This Restaurant Seats Customers in a Dumpster to Raise Awareness About Food Waste

At the Salvage Supperclub, ingredients include imperfect produce, and an entire six-course meal takes place in a Dumpster.

At most New York City restaurants, you’d be hard-pressed to find a menu advertising wilted basil, past-prime tomato, and bruised beets as ingredients. But at the Salvage Supperclub, you’ll get just that. Oh, and the entire six-course meal takes place in a Dumpster.

Founder Josh Treuhaft, 32, launched the club in 2014 as a way to inform people about food waste and how they can squander less. “We use foods that ordinarily would have been thrown away,” he says. In a country that discards about 40 percent of its food supply, it’s a worthy effort. It’s estimated that the average family of four wastes up to $2,275 a year on food they end up tossing.

Treuhaft and his team keep this in mind when they plan their menu. One favorite recipe was a banana cream tart made of leftover chocolate-chip cookies Treuhaft rescued from a work event and blackened bananas bought at a reduced price from a local grocer.

And then there’s that Dumpster. It’s parked outside one of the dinnergoer’s homes, where it’s cleaned and disinfected. To add a touch of elegance, Treuhaft hangs tea lights and sets the table with matching place settings.
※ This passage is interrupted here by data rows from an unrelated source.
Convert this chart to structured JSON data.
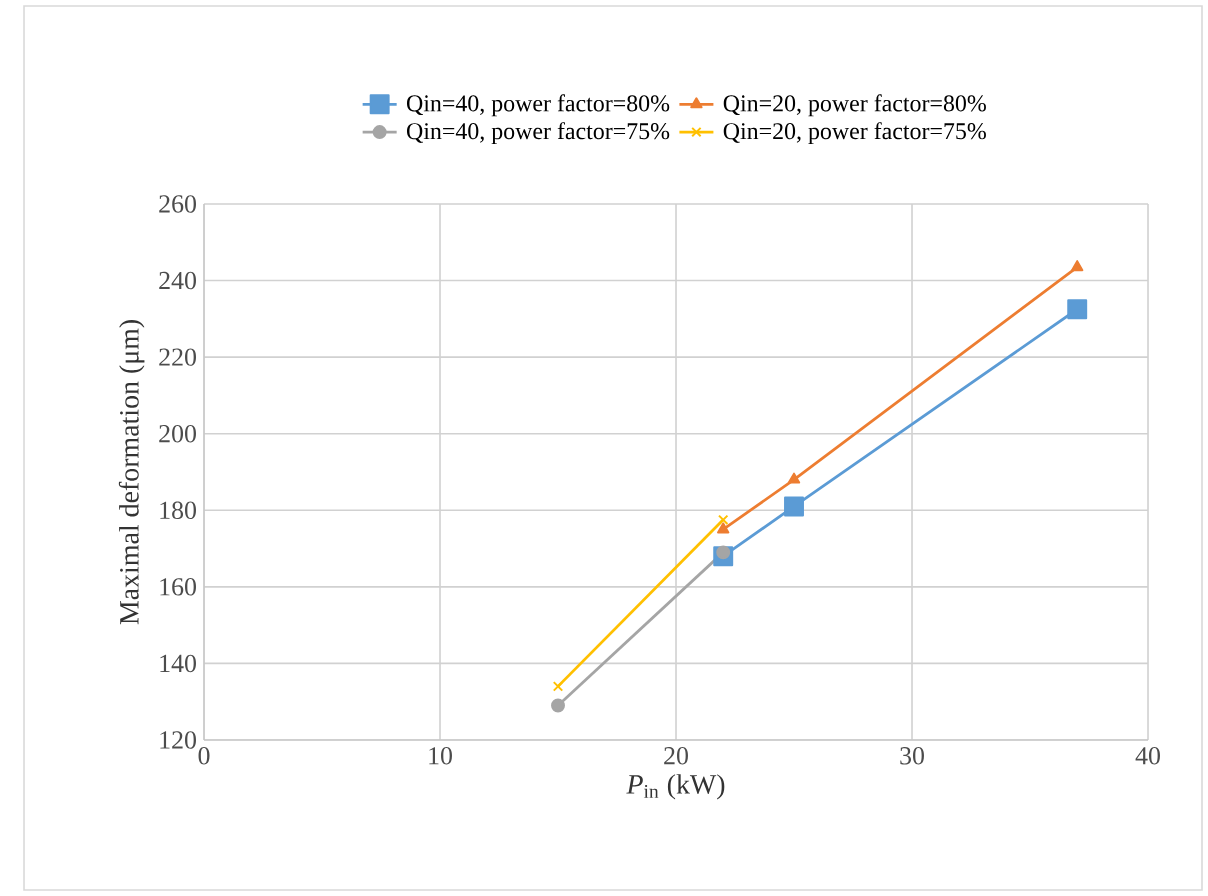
{
  "chart_data": {
    "type": "line",
    "xlabel": "*P*$_{in}$ (kW)",
    "ylabel": "Maximal deformation (μm)",
    "xlim": [
      0,
      40
    ],
    "xticks": [
      0,
      10,
      20,
      30,
      40
    ],
    "ylim": [
      120,
      260
    ],
    "yticks": [
      120,
      140,
      160,
      180,
      200,
      220,
      240,
      260
    ],
    "grid": true,
    "legend": "top",
    "line_style": "solid",
    "series": [
      {
        "name": "Qin=40, power factor=80%",
        "color": "#5b9bd5",
        "marker": "square",
        "x": [
          22,
          25,
          37
        ],
        "values": [
          168,
          181,
          232.5
        ]
      },
      {
        "name": "Qin=20, power factor=80%",
        "color": "#ed7d31",
        "marker": "triangle",
        "x": [
          22,
          25,
          37
        ],
        "values": [
          175,
          188,
          243.5
        ]
      },
      {
        "name": "Qin=40, power factor=75%",
        "color": "#a5a5a5",
        "marker": "circle",
        "x": [
          15,
          22
        ],
        "values": [
          129,
          169
        ]
      },
      {
        "name": "Qin=20, power factor=75%",
        "color": "#ffc000",
        "marker": "cross",
        "x": [
          15,
          22
        ],
        "values": [
          134,
          177.5
        ]
      }
    ]
  }
}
The dinner’s polished aesthetic shows that even imperfect foods can be used to create a special experience. “Getting people excited around waste is hard,” Treuhaft says. “It’s icky and makes you feel kind of guilty.” But each dinner has a similar effect on diners: “Attitudes change and minds shift,” he says. “There’s a conversation that has a ripple effect beyond the people in the Dumpster.”